Ci aspettavamo un tempo di cuccagna
poi ci si è messa la speculazione,
ma più colpevol fu il gran magna magna
e chi ha irrorato il fior dell’evasione.
Ora, con gli occhi dei mercati addosso,
dobbiam mostrare quanto virtuosi
diventeremo riducendo all’osso
pubblici conti, ahimé, troppo costosi.
Grave il momento, qui si fa la storia:
vanno ingoiati tagli impopolari!
Addio promesse, addio sogni di gloria,
addio contratti con elettori ignari.
C’è di conforto apprendere ogni giorno
che siam tra quelli che son meglio messi,
più dei paesi che ci stan d’intorno;
ma non sarà che un po’ ci credon fessi?
Un altro slogan viene proclamato
per favorir la buona digestione
delle misure che hanno propinato:
libera impresa in libera nazione!.
Chissà l’effetto che farà il proclama
su imprenditori ch’io vidi partire,
se li farà tornare in settimana,
se fermerà dei giovani il migrare.
Siamo ormai a giugno, è stagion di tasse.

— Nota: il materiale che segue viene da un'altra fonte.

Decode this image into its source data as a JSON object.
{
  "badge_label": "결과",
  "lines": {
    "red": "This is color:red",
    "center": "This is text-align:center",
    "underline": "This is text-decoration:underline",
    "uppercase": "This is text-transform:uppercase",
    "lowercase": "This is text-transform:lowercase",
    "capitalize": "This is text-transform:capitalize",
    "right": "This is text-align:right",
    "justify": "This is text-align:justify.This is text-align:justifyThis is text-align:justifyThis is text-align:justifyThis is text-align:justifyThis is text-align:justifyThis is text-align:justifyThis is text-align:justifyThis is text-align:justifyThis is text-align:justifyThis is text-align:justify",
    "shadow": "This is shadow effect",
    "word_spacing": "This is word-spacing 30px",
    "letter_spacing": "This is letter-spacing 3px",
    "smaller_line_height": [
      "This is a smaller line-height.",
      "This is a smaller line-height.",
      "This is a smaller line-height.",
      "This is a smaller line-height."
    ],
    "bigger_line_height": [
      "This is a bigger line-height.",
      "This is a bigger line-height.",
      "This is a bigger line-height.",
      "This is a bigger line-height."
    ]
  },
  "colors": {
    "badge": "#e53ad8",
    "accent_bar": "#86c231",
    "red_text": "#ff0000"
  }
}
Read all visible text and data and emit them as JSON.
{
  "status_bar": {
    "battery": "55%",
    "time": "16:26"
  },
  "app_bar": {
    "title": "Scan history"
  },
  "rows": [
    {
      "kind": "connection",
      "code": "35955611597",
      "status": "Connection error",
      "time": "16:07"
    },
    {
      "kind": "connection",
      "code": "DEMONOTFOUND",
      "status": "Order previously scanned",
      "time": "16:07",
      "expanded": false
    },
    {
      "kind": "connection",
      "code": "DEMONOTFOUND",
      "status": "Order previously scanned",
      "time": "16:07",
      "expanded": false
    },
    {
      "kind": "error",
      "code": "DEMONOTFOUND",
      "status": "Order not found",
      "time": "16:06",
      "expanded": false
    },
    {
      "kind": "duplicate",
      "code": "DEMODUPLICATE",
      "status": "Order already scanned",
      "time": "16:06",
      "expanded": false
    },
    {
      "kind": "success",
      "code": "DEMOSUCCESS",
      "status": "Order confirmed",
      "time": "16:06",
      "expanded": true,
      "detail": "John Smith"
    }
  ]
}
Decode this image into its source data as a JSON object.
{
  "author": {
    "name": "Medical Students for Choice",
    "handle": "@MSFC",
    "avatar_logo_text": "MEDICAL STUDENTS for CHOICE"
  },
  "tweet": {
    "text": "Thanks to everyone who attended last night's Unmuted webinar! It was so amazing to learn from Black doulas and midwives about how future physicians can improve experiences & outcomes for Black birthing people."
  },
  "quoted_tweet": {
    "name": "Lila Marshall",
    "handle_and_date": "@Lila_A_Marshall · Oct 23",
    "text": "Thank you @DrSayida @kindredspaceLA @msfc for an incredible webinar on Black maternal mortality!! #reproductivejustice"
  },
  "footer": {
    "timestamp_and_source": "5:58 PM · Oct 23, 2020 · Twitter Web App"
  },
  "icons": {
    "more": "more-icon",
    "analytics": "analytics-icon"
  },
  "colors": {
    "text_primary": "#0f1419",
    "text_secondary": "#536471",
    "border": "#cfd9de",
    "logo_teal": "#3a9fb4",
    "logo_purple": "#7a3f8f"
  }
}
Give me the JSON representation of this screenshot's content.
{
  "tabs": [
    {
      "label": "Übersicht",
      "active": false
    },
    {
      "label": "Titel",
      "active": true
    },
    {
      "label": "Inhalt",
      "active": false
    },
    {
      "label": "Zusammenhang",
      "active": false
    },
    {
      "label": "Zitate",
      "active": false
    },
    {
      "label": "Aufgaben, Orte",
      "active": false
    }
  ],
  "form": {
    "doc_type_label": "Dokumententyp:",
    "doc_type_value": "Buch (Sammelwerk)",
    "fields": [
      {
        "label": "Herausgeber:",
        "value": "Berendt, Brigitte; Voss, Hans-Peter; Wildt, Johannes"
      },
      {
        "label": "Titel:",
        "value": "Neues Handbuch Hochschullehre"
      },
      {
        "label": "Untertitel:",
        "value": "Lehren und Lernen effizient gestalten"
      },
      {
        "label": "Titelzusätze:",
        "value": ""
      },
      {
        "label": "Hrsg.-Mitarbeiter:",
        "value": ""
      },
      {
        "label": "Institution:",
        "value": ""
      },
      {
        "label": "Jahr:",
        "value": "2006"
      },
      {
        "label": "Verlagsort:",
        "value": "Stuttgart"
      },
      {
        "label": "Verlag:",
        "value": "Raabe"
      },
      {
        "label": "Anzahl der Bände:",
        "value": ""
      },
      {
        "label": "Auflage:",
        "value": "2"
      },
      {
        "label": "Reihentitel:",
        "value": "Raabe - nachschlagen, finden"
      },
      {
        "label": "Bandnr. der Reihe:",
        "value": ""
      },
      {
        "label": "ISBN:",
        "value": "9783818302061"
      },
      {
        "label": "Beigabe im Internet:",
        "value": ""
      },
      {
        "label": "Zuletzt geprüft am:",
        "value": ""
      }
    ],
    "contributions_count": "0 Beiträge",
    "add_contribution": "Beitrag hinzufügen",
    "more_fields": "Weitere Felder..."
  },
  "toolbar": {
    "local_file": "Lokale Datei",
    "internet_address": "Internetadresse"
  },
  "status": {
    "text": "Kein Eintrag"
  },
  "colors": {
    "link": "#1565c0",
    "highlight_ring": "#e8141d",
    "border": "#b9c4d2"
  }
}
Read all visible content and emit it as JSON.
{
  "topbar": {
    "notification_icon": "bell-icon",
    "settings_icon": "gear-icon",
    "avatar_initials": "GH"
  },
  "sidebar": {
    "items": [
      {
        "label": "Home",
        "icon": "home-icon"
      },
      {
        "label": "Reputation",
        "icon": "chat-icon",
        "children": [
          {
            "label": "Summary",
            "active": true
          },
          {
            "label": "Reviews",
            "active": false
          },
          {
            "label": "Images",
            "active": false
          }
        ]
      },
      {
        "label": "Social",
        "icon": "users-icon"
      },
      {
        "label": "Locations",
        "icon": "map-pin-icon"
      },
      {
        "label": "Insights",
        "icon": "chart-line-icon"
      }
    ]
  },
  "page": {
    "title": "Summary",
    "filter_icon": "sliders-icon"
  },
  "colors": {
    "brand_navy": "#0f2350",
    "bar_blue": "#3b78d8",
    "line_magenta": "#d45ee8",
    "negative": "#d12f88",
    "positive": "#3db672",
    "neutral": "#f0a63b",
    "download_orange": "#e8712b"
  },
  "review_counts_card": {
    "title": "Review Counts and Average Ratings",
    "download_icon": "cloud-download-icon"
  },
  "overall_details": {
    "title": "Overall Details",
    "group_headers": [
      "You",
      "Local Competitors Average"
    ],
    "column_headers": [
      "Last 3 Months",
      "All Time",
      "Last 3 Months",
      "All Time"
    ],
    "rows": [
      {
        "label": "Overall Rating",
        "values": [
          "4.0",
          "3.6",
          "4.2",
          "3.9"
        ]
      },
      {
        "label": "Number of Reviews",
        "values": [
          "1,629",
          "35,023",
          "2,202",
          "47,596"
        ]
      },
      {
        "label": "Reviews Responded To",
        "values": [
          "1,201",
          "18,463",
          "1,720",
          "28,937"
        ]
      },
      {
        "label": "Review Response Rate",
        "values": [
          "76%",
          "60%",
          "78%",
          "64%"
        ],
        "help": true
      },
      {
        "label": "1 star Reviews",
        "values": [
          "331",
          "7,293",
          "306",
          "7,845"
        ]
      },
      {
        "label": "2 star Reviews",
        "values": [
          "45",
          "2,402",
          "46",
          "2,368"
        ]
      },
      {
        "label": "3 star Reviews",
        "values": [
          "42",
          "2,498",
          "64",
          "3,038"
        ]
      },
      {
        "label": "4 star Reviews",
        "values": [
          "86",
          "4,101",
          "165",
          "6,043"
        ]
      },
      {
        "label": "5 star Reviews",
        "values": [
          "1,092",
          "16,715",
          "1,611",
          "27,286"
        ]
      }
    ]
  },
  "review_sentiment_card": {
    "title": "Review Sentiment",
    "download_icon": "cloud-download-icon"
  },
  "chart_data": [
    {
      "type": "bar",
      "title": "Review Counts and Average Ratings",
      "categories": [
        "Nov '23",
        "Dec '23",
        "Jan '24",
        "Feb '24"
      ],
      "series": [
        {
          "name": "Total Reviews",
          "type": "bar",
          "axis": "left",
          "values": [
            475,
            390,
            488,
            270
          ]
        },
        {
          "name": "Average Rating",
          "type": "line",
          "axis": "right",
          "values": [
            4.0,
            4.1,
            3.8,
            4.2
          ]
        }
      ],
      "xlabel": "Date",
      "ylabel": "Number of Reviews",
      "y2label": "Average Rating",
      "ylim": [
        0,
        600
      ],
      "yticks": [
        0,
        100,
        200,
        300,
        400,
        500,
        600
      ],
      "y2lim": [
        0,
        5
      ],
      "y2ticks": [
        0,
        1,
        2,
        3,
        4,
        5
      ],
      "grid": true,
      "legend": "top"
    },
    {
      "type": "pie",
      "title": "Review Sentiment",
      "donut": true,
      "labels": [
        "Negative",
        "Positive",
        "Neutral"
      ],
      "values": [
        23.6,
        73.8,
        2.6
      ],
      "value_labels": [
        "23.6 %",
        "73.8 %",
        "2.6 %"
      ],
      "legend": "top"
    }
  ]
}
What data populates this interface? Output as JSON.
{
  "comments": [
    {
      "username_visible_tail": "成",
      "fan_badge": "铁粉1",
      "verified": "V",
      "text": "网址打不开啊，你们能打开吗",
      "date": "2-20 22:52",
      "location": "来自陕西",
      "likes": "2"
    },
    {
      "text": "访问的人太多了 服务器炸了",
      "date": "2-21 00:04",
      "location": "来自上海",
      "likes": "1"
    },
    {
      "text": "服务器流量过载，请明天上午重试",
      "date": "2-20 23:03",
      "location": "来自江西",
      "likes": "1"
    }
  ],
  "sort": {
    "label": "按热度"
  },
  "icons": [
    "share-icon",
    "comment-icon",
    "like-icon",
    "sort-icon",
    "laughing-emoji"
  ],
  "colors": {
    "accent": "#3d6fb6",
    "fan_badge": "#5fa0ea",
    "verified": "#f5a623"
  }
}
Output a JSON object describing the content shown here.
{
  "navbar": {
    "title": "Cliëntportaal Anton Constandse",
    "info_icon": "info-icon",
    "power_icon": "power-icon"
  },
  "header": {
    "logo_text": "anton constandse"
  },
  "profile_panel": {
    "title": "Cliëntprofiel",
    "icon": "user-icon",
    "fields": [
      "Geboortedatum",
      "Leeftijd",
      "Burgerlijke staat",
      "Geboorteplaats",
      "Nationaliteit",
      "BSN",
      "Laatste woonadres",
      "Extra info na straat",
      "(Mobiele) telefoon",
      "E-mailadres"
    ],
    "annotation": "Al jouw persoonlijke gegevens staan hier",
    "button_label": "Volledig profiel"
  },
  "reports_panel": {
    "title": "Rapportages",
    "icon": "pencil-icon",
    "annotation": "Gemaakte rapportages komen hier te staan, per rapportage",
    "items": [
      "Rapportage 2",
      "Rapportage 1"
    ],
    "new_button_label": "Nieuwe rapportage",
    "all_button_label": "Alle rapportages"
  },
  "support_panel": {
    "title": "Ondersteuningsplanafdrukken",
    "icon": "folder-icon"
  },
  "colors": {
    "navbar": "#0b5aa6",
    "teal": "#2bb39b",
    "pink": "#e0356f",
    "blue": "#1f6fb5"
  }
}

Mentre ogni cassa pubblica già langue:
Stringersi a corte, renitenti masse,
andate in banca a dare un po’ di sangue!.
Ma di cucir le tasche i più hanno in mente
per la paura che invadenti mani
abbiano a entrarvi un po’ subdolamente:
dicon giammai quest’oggi, ma domani?
Sono in pensione e sento amareggiato,
dei verdi anni il canto e la mancanza;
quell’entusiasmo giovanile è andato,
intorno a me tremonta la speranza.
Ma tu, o Italia, resti un bel Paese
cui regna Silvio col sorriso a festa,
cui tiene Giulio, tagliator di spese,
che ama potar degli enti la foresta.